The paper aims to study the nature of Sharīʻah Non-Compliance Risk (SNCR) and explore its implications on the capital adequacy of Islamic banks. This paper endevauors to describe an appropriate approach for the application of capital charge for SNCR in the light of currently available data as well as provide a direction for future studies in this area. It provides an overview on the nature of operational risk and associated capital adequacy requirements for both conventional and Islamic banks. It further explores the identification process of SNCR from a contractual perspective and the methodologies adopted in dealing with SNCR.
The empirical study focuses on the identification of SCNR resulting from the failure of Islamic banks to satisfy the essential Sharīʻah requirements and conditions as stipulated in the relevant jurisdiction’s standards, or widely accepted international Sharīʻah standards, the implications of which are reflected in SNCI of Islamic banks that serve as ‘proxy’ for the SNCR.
Utilising the data of 51 Islamic banks from 11 countries for a five-year period from 2010 to 2014, the paper performs the descriptive and correlation analysis, followed by regression tests to examine the significance of Sharīʻah non-compliance income vis-à-vis bank-specific variables such as the size, profitability and capitalisation as well as macroeconomic indicators. This analysis is supplemented by stress testing in the form of outlining two scenarios to analyse SNCR as a tail risk under extreme but plausible events.
The findings, with its limitations of availability and acquiring of data, lead to the conclusion that instead of applying an additional capital charge to cover SNCR in Islamic banks, tools available under the supervisory review process provide a more effective mechanism for dealing with individual instances of a high level of SNCR. The study proposes some policy options and guidance for regulatory and supervisory authorities to address SNCR. In this context, it suggests to collect adequate information on material developments of SNCR in the Islamic banks, including pertinent information on the current and emerging SNCR exposures and vulnerabilities to undertake an effective supervisory review process.
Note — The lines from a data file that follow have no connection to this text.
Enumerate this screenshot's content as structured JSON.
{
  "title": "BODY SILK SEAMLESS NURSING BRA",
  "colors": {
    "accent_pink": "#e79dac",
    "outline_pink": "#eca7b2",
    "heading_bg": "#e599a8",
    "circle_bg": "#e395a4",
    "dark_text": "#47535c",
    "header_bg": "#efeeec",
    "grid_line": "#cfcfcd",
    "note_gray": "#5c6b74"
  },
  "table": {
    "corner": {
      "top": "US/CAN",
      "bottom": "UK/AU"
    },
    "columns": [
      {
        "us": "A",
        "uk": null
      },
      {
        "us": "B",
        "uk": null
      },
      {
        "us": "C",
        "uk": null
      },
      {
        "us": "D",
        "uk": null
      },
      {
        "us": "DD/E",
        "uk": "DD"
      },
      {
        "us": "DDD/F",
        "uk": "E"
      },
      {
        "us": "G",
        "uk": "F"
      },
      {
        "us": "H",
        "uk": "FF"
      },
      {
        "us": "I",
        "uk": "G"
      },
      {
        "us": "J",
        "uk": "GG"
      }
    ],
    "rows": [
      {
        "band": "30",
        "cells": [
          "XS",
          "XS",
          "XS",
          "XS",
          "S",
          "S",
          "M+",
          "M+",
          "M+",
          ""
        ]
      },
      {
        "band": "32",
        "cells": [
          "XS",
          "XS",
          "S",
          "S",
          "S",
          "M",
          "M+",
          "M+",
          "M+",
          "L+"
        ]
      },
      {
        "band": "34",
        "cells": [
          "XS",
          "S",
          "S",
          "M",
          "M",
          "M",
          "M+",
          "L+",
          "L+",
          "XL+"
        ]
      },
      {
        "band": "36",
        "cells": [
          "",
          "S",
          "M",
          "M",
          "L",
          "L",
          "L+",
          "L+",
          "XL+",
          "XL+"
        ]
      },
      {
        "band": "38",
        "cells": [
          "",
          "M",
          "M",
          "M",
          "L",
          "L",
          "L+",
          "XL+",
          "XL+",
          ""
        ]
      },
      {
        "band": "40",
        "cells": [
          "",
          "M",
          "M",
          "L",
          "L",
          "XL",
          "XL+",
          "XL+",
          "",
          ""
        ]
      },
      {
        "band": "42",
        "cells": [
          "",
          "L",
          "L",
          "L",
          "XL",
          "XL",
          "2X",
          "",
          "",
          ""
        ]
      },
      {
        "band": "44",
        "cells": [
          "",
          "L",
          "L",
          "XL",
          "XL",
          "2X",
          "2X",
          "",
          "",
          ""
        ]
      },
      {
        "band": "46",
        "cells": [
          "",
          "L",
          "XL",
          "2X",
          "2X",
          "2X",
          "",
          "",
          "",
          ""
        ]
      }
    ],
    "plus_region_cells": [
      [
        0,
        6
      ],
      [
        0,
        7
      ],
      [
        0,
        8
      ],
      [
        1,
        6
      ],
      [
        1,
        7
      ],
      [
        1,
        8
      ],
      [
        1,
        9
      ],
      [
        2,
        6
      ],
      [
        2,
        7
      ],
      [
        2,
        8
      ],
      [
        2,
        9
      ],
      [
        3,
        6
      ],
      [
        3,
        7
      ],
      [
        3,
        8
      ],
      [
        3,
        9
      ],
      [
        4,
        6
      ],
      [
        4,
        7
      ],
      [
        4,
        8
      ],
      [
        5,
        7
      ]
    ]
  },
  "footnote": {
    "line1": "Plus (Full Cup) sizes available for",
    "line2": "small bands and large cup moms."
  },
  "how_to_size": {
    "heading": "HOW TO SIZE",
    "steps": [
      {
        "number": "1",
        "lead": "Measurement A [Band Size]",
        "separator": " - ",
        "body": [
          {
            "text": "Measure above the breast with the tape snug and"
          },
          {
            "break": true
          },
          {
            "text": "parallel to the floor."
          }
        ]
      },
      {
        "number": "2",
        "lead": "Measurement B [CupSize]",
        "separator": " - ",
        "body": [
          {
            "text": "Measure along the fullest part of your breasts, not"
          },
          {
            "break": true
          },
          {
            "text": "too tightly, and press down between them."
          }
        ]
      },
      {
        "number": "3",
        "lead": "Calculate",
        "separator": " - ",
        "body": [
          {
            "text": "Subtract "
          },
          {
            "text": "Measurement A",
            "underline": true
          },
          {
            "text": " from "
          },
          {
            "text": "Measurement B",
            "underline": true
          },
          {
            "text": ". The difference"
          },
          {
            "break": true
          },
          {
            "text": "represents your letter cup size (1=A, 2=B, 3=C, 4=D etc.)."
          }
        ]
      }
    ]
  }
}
Similarly, it suggests that Islamic banks should be aware of the implications of SNCR for the overall enterprise risk management. The study also emphasises the significance of implementing an effective and comprehensive Sharīʻah governance system, which is the distinctive feature of Islamic finance. It also highlights the issues and challenges in the disclosure practices of Islamic banks in relation to SNCR, in which consistent and elaborate regulatory disclosure requirements could provide sufficient information to the stakeholders for assessing the level of SNCR in individual institutions.